Tuesday, June 9, 2015

The Three Main Parts of the Flute

The flute is a virtuosic instrument that flutists can play extremely fast.

The flute is one of the most versatile and virtuosic instruments in the orchestra. Flutists must familiarize themselves with the parts of the instrument and how those parts function in the overall structure of the instrument. Several smaller components compose the main three parts of the flute. Knowing their names and functions will enable the flutist to take better care of the instrument and talk competently about the flute's construction.

General Construction


The flute's three main parts can be taken apart. This capability has several benefits.
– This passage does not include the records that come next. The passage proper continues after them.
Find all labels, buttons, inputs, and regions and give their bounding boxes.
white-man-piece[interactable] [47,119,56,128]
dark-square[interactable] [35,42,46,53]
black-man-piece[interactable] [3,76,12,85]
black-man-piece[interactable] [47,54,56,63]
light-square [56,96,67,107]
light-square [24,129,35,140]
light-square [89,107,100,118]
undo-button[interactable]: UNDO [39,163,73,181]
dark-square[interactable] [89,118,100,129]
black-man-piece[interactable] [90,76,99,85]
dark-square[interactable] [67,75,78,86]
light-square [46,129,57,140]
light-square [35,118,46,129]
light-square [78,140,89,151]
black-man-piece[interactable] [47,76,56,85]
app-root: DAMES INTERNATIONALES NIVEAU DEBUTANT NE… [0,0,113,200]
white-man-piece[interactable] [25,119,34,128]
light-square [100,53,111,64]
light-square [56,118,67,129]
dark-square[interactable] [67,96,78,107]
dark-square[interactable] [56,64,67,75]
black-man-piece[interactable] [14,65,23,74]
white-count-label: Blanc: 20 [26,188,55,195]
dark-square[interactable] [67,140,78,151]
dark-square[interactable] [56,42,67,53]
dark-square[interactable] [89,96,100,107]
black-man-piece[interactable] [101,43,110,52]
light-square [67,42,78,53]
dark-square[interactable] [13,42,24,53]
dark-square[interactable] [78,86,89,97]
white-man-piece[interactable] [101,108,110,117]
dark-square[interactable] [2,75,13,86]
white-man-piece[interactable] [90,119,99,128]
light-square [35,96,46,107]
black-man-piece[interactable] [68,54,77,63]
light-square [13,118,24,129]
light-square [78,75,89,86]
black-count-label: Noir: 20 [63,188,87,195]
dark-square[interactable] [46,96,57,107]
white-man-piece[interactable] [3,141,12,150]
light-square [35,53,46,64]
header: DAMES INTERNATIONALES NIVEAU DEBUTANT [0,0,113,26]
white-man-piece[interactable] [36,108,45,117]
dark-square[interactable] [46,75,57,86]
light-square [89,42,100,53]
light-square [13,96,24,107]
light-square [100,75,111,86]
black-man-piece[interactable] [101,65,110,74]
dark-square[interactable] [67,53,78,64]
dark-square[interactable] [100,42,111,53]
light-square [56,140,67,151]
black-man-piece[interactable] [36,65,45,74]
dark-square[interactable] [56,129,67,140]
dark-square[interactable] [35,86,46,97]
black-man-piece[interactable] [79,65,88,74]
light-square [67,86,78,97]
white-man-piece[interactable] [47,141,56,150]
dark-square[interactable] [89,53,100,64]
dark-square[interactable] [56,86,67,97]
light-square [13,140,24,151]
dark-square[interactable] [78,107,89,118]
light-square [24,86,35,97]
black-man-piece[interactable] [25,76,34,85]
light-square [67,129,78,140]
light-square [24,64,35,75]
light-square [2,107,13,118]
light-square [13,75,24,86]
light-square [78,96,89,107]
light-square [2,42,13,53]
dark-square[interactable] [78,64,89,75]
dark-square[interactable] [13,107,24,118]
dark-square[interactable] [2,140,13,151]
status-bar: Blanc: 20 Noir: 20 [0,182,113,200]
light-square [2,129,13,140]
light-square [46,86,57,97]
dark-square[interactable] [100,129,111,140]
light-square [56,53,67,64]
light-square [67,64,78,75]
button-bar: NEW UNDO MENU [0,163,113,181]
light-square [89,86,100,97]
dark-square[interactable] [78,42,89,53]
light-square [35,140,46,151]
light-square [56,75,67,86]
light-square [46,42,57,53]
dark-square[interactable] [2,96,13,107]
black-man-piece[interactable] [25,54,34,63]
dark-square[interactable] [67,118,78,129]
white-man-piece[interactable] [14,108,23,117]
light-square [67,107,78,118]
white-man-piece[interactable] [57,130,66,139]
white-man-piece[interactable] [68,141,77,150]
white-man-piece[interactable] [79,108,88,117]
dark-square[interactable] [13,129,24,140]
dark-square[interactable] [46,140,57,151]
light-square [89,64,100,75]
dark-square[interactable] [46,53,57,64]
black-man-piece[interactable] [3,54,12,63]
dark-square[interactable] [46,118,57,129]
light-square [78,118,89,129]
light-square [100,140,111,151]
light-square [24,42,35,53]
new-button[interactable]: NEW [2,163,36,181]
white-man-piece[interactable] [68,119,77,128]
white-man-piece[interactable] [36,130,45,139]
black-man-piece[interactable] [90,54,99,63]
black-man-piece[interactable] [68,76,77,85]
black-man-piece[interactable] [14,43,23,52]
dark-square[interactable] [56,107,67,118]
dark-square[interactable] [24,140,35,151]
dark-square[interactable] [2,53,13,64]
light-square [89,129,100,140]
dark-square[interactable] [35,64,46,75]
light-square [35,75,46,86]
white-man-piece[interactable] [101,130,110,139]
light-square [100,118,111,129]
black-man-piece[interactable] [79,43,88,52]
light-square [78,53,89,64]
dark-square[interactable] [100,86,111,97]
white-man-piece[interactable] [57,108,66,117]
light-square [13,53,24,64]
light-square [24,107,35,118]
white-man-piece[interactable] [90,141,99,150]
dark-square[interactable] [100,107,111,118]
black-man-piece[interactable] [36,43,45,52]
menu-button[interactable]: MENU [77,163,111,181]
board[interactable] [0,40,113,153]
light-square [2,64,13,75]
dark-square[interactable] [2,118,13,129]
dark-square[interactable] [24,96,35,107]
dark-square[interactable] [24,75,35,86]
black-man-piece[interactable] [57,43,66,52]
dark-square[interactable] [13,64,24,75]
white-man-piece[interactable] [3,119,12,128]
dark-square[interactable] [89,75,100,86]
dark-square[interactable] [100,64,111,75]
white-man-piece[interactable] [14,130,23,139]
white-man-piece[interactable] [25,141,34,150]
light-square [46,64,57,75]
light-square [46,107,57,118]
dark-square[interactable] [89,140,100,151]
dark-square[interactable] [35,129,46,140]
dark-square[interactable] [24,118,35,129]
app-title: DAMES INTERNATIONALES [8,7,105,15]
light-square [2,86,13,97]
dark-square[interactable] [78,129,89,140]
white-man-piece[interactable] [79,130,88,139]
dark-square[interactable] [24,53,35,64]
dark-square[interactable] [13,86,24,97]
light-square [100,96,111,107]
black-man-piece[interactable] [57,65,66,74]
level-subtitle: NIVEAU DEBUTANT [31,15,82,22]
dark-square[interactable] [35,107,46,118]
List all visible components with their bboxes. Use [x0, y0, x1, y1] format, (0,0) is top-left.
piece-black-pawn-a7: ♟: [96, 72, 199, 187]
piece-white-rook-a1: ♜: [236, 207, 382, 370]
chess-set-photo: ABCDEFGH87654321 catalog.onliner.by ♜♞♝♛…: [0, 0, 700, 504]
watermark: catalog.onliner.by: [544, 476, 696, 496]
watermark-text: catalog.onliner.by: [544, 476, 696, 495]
Separating the parts makes it easier to clean the flute, provides the possibility of tuning the instrument, makes it more compact for travel and allows the flutist to incorporate advanced techniques such as blowing through the head joint alone.

Head Joint


The head joint of a flute has an embouchure plate that the flutist blows through to produce sound. By pushing the head joint farther into the body joint, or pulling it away from the body joint, the flutist can tune the flute either sharp or flat. The head joint slides into the body joint.

Body Joint


The body joint is the main part of the flute and houses the keys for the majority of the flutist's range. This part has several components including keypads for each of the keys and a tenon at the end the body joint that slides into the foot joint. The tenon is important since it adjusts the intonation of the flute.

Foot Joint


The foot joint is the third part of the flute. Professional flutes will have a foot joint that is capable of playing down to a B just below middle C. Student flutes usually have a foot joint that is capable of just going down to middle C. Various pieces require the use of the extended foot joint as they use a low B in the composition. "Chilled for Solo Flute" by Kevin Ure and "Density 21.5" by Edgar Varese both use a low B in the music.